Ledrappier-Young entropy formula for $C^1$ diffeomorphisms with dominated splitting Part 1: Unstable entropy formula and invariance principle
Shaobo Gan, Yao Tong, Jiagang Yang
TL;DR
The paper extends the Ledrappier–Young entropy framework to $C^1$ diffeomorphisms with dominated splitting, proving that when the center bundle is one-dimensional, the unstable entropy equals the metric entropy for ergodic measures and the center contributes no entropy. It overcomes lack of Lipschitz unstable holonomies by introducing fake foliations and establishing uniform Hölder holonomy, along with uncentered maximal-function techniques to obtain convergence arguments.

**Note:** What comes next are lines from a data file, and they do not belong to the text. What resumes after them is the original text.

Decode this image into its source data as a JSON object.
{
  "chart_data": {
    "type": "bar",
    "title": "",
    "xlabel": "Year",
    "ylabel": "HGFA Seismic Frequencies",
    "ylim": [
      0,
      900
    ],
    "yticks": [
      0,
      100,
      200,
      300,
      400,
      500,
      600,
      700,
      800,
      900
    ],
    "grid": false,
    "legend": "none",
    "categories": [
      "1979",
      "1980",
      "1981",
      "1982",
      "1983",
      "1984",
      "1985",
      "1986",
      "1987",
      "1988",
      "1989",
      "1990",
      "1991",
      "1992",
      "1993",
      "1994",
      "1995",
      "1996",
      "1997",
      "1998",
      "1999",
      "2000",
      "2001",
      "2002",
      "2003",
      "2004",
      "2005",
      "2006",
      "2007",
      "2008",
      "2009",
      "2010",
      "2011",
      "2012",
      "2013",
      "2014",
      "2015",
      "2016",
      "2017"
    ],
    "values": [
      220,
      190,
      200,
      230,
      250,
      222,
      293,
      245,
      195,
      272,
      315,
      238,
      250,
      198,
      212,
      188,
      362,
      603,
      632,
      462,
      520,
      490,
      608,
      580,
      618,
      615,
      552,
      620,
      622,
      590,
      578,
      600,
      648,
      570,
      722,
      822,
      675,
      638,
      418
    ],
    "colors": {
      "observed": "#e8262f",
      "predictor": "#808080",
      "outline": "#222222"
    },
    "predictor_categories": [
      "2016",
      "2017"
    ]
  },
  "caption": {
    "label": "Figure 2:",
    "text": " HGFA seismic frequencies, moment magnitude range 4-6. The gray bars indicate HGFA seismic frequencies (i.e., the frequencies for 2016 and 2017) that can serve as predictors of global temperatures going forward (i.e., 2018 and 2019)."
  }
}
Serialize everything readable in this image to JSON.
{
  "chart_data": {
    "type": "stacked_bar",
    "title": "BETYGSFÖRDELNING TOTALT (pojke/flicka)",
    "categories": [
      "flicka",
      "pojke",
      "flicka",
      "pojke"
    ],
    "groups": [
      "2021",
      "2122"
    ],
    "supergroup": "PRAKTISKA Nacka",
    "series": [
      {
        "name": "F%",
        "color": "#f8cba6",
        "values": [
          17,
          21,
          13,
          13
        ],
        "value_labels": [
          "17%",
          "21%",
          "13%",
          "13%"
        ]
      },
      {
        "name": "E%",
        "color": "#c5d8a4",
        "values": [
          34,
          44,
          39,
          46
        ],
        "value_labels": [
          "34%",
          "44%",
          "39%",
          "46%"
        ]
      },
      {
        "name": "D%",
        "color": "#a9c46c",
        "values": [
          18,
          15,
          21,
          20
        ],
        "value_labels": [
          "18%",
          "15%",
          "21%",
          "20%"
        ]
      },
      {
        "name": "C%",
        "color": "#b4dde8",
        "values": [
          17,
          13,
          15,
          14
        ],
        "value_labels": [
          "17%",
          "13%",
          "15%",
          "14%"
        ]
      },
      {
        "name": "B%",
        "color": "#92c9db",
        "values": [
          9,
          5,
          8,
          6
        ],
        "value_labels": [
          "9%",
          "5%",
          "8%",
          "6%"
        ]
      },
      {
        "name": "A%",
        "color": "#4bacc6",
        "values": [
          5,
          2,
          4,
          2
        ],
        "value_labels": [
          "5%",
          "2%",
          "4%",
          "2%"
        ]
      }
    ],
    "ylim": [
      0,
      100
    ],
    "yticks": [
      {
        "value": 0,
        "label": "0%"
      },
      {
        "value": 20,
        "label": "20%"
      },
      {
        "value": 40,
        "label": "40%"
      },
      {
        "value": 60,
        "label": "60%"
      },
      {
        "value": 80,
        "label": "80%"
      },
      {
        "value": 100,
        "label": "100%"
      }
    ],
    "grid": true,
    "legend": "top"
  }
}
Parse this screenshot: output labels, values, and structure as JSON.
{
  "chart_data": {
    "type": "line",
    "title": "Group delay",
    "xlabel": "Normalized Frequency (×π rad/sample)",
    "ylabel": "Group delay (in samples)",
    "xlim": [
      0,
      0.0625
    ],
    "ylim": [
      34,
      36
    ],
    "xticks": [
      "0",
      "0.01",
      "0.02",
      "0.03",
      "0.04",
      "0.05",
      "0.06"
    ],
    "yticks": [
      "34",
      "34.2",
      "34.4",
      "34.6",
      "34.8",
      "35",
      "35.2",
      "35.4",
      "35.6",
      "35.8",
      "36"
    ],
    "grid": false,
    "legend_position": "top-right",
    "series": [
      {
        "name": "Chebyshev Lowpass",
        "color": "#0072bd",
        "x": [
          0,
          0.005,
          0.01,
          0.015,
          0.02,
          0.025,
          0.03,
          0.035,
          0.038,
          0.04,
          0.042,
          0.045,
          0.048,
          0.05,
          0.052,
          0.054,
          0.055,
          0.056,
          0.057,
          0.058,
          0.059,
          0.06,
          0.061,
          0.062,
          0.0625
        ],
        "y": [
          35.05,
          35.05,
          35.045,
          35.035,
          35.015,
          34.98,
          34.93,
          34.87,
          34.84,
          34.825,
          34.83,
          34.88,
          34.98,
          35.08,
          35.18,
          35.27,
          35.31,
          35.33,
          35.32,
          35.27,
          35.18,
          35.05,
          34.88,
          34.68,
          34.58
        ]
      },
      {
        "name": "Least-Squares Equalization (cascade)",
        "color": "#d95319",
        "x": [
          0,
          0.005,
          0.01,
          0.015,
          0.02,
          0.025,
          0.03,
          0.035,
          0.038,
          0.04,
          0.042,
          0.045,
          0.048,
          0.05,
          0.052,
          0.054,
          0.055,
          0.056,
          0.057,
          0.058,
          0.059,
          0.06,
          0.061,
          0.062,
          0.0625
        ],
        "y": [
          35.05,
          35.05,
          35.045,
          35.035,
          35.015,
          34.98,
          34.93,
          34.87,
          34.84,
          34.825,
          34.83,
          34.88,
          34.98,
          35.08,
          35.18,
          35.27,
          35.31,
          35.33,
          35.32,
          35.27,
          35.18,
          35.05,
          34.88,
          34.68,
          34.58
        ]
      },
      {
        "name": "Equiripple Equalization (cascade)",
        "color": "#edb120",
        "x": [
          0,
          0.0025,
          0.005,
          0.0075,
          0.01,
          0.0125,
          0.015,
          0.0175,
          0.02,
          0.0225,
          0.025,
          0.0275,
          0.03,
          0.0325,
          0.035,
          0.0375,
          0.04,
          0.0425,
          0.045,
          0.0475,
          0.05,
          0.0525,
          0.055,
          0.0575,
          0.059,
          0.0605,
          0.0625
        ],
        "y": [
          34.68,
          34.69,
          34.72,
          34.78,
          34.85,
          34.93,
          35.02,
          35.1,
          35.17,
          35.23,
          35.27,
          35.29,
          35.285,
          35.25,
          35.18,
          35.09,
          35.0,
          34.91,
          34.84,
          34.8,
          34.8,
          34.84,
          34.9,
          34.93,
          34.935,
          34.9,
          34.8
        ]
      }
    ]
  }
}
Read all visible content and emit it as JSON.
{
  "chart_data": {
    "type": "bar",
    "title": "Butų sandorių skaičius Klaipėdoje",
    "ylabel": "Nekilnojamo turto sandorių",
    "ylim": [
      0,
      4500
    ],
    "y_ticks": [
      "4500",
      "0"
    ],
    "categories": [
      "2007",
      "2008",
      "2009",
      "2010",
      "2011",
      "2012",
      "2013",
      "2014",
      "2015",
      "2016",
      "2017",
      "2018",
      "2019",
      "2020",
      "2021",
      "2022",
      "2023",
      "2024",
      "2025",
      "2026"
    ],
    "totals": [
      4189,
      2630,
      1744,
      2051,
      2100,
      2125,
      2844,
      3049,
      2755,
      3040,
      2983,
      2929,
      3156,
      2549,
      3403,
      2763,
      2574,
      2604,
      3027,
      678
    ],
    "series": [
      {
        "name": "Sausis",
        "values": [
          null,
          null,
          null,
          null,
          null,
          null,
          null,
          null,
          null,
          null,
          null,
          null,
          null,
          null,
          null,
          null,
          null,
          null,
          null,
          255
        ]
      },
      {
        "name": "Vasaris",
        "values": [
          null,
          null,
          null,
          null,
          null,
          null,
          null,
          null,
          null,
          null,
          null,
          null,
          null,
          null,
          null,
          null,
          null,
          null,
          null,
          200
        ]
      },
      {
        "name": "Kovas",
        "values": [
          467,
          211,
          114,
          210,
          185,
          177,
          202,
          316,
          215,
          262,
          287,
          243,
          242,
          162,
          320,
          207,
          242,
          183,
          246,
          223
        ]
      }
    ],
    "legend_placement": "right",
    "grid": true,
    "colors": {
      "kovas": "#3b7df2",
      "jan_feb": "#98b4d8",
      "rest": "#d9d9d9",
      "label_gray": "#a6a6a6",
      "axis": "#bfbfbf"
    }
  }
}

A precise unstable entropy theory is developed with subordinate and quotient partitions, transverse metrics, and adapted partitions, enabling the main equality $h^u_m(f)=h_m(f)$ under dominated splitting and $\,\dim E^c\leq 1$. The results yield a $C^1$ invariance principle and various applications, including extensions of Avila–Viana type invariance results and entropy-measure classifications in the $C^1$ partially hyperbolic setting, notably for SPH$(M)$. Overall, the work paves the way for a $C^1$ Ledrappier–Young theory in the one-dimensional center case and lays groundwork for further Hölder-regularity relaxations in subsequent parts.
Abstract
We study the unstable entropy of $C^1$ diffeomorphisms with dominated splittings. Our main result shows that when the zero Lyapunov exponent has multiplicity one, the center direction contributes no entropy, and the unstable entropy coincides with the metric entropy. This extends the celebrated work of Ledrappier-Young [18] for $C^2$ diffeomorphisms to the $C^1$ setting under these assumptions. In particular, our results apply to $C^1$ diffeomorphisms away from homoclinic tangencies due to [20]. As consequences, we obtain several applications at $C^1$ regularity. The Avila-Viana invariance principle [7, 33] holds when the center is one-dimensional. Results on measures of maximal entropy due to Hertz-Hertz-Tahzibi-Ures [25], Tahzibi-Yang [33], and Ures-Viana-Yang-Yang [34, 35] also remain valid for $C^1$ diffeomorphisms.